話は変わり、イワト神殿の近くにあるとある村には、村民を苦しめる大蛇が出た。その大蛇は己の気が済むまで村民を食らい、家屋をいたずらに壊し、自分に恐怖する村人を見て楽しんでいた。村民たちは藁をもつかむ思いでイワト神殿に助けを求め、事情を話した。話を聞き、イワト神殿で最も力のあった一人の巫女が、村民を助けるべく大蛇討伐に向かった。巫女は懸命に戦ったが、不意を突かれ、大蛇に下半身を食い千切られてしまった。半身になっても、彼女は村人のために死力を尽くした。だが、巫女の分が悪いと知った村民は、彼女を生贄として差し出す代わりに村に危害を加えないようにしてはくれないかと大蛇に話を持ちかけた。大蛇は承諾し、村民たちはあろうことか彼女の腕を切り、抵抗する術をもたなくなった彼女を蛇の餌にした。それ以降、蛇は約束を守り村には近づかなくなったため、村は平和を取り戻した――ように思えた。

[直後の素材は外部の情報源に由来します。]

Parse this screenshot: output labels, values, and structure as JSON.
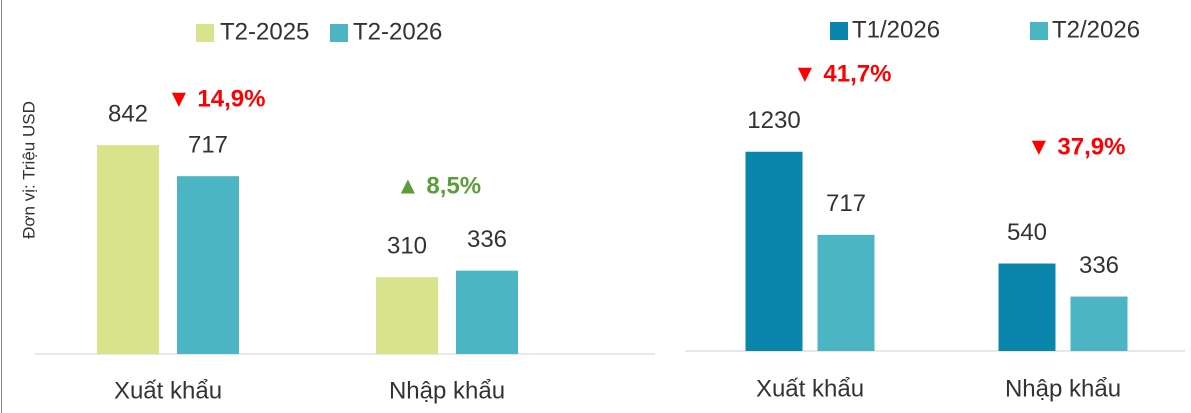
{
  "chart_data": [
    {
      "type": "bar",
      "y_label": "Đơn vị: Triệu USD",
      "categories": [
        "Xuất khẩu",
        "Nhập khẩu"
      ],
      "series": [
        {
          "name": "T2-2025",
          "color": "#d9e38b",
          "values": [
            842,
            310
          ]
        },
        {
          "name": "T2-2026",
          "color": "#4bb5c4",
          "values": [
            717,
            336
          ]
        }
      ],
      "ylim": [
        0,
        1000
      ],
      "annotations": [
        {
          "text": "▼ 14,9%",
          "color": "#ff0000"
        },
        {
          "text": "▲ 8,5%",
          "color": "#5a9e3a"
        }
      ]
    },
    {
      "type": "bar",
      "categories": [
        "Xuất khẩu",
        "Nhập khẩu"
      ],
      "series": [
        {
          "name": "T1/2026",
          "color": "#0a86ad",
          "values": [
            1230,
            540
          ]
        },
        {
          "name": "T2/2026",
          "color": "#4bb5c4",
          "values": [
            717,
            336
          ]
        }
      ],
      "ylim": [
        0,
        1500
      ],
      "annotations": [
        {
          "text": "▼ 41,7%",
          "color": "#ff0000"
        },
        {
          "text": "▼ 37,9%",
          "color": "#ff0000"
        }
      ]
    }
  ]
}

ある日を境に、村人たちが一人、また一人と姿を消した。村中で捜索したところ、彼らは森や山の中で死んでいた。その顔は恐怖に歪み、腕が千切られて無くなっていた。そして、不思議なことだが、イワト神殿の神官たちも姿を消し、村人同様の亡くなり方をしていた。後で分かったことだが、巫女を大蛇に差し出すように仕向けたのは、他でもないイワト神殿の神官たちだった。自分たちが望んでも届かない強い力をもった巫女への妬みがそうさせたのだった。

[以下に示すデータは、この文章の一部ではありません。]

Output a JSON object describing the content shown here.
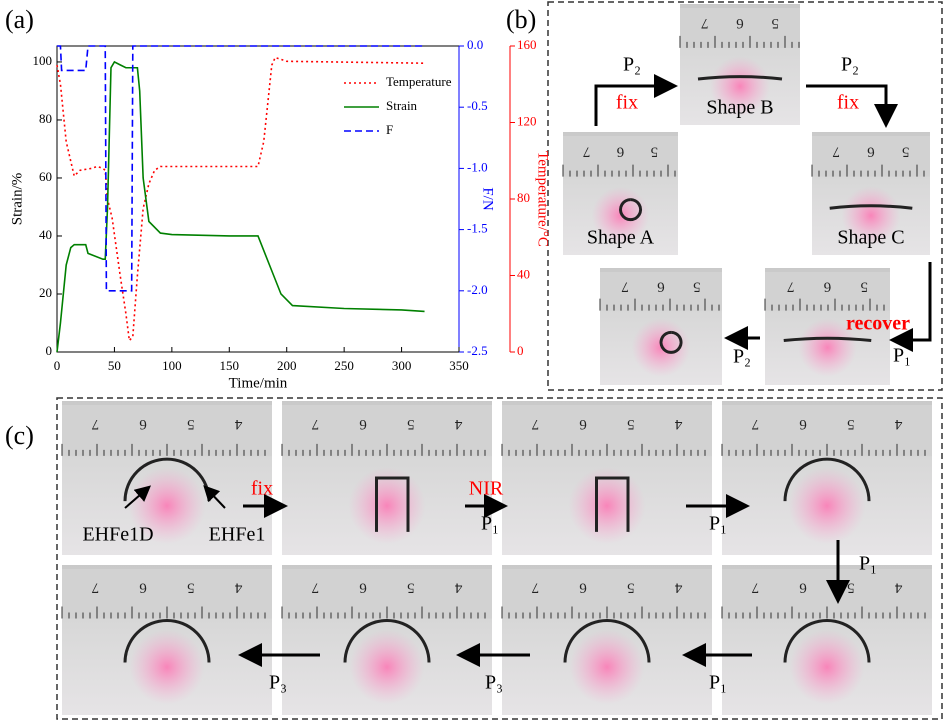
{
  "panel_labels": [
    "(a)",
    "(b)",
    "(c)"
  ],
  "chart_data": {
    "type": "line",
    "xlabel": "Time/min",
    "ylabel": "Strain/%",
    "y2label": "F/N",
    "y3label": "Temperature/°C",
    "xlim": [
      0,
      350
    ],
    "xticks": [
      0,
      50,
      100,
      150,
      200,
      250,
      300,
      350
    ],
    "ylim": [
      0,
      105.5
    ],
    "yticks": [
      0,
      20,
      40,
      60,
      80,
      100
    ],
    "y2lim": [
      -2.5,
      0
    ],
    "y2ticks": [
      {
        "value": 0,
        "label": "0.0"
      },
      -0.5,
      {
        "value": -1,
        "label": "-1.0"
      },
      -1.5,
      {
        "value": -2,
        "label": "-2.0"
      },
      -2.5
    ],
    "y3lim": [
      0,
      160
    ],
    "y3ticks": [
      0,
      40,
      80,
      120,
      160
    ],
    "legend": "upper right",
    "series": [
      {
        "name": "Temperature",
        "color": "#ff0000",
        "line_style": "dotted",
        "axis": "y3",
        "x": [
          0,
          3,
          8,
          15,
          20,
          30,
          35,
          40,
          42,
          44,
          48,
          55,
          60,
          63,
          66,
          70,
          75,
          80,
          85,
          90,
          120,
          175,
          180,
          187,
          190,
          200,
          320
        ],
        "values": [
          150,
          140,
          110,
          92,
          95,
          96,
          97,
          96,
          95,
          80,
          70,
          40,
          20,
          6,
          8,
          40,
          75,
          88,
          95,
          97,
          97,
          97,
          110,
          150,
          154,
          152,
          151
        ]
      },
      {
        "name": "Strain",
        "color": "#008000",
        "line_style": "solid",
        "axis": "y",
        "x": [
          0,
          3,
          8,
          12,
          15,
          25,
          27,
          40,
          42,
          44,
          47,
          50,
          55,
          60,
          70,
          72,
          75,
          80,
          90,
          100,
          150,
          175,
          185,
          195,
          205,
          250,
          300,
          320
        ],
        "values": [
          0,
          10,
          30,
          36,
          37,
          37,
          34,
          32,
          32,
          50,
          98,
          100,
          99,
          98,
          98,
          90,
          60,
          45,
          41,
          40.5,
          40,
          40,
          30,
          20,
          16,
          15,
          14.5,
          14
        ]
      },
      {
        "name": "F",
        "color": "#0000ff",
        "line_style": "dashed",
        "axis": "y2",
        "x": [
          0,
          3,
          4,
          25,
          27,
          42,
          43,
          65,
          66,
          320
        ],
        "values": [
          0,
          0,
          -0.2,
          -0.2,
          0,
          0,
          -2,
          -2,
          0,
          0
        ]
      }
    ]
  },
  "panel_b": {
    "photos": [
      {
        "label": "Shape B",
        "ruler": [
          "7",
          "6",
          "5"
        ]
      },
      {
        "label": "Shape A",
        "ruler": [
          "7",
          "6",
          "5"
        ]
      },
      {
        "label": "Shape C",
        "ruler": [
          "7",
          "6",
          "5"
        ]
      },
      {
        "ruler": [
          "7",
          "6",
          "5"
        ]
      },
      {
        "ruler": [
          "7",
          "6",
          "5"
        ]
      }
    ],
    "annotations": [
      "P₂",
      "fix",
      "P₂",
      "fix",
      "recover",
      "P₁",
      "P₂"
    ]
  },
  "panel_c": {
    "photos": [
      {
        "ruler": [
          "7",
          "6",
          "5",
          "4"
        ]
      },
      {
        "ruler": [
          "7",
          "6",
          "5",
          "4"
        ]
      },
      {
        "ruler": [
          "7",
          "6",
          "5",
          "4"
        ]
      },
      {
        "ruler": [
          "7",
          "6",
          "5",
          "4"
        ]
      },
      {
        "ruler": [
          "7",
          "6",
          "5",
          "4"
        ]
      },
      {
        "ruler": [
          "7",
          "6",
          "5",
          "4"
        ]
      },
      {
        "ruler": [
          "7",
          "6",
          "5",
          "4"
        ]
      },
      {
        "ruler": [
          "7",
          "6",
          "5",
          "4"
        ]
      }
    ],
    "annotations": [
      "EHFe1D",
      "EHFe1",
      "fix",
      "NIR",
      "P₁",
      "P₁",
      "P₁",
      "P₃",
      "P₃",
      "P₁"
    ]
  }
}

村民と神官の一連の死は、怨霊と化した巫女――生離姦唾螺の呪いによるものだと感じた残りの者たちは、必死で生離姦唾螺を鎮める方法を探した。方法を探しているその間も死者が増え、ついには神官一人だけになってしまった。神官は、自分ひとりになってしまったイワト神殿に生離姦唾螺を祀った。アマツテラスの力を借りて悪しき巫女を封印しようと考えたのだ。その直後、神官も命を落としてしまい、神殿には誰もいなくなってしまった。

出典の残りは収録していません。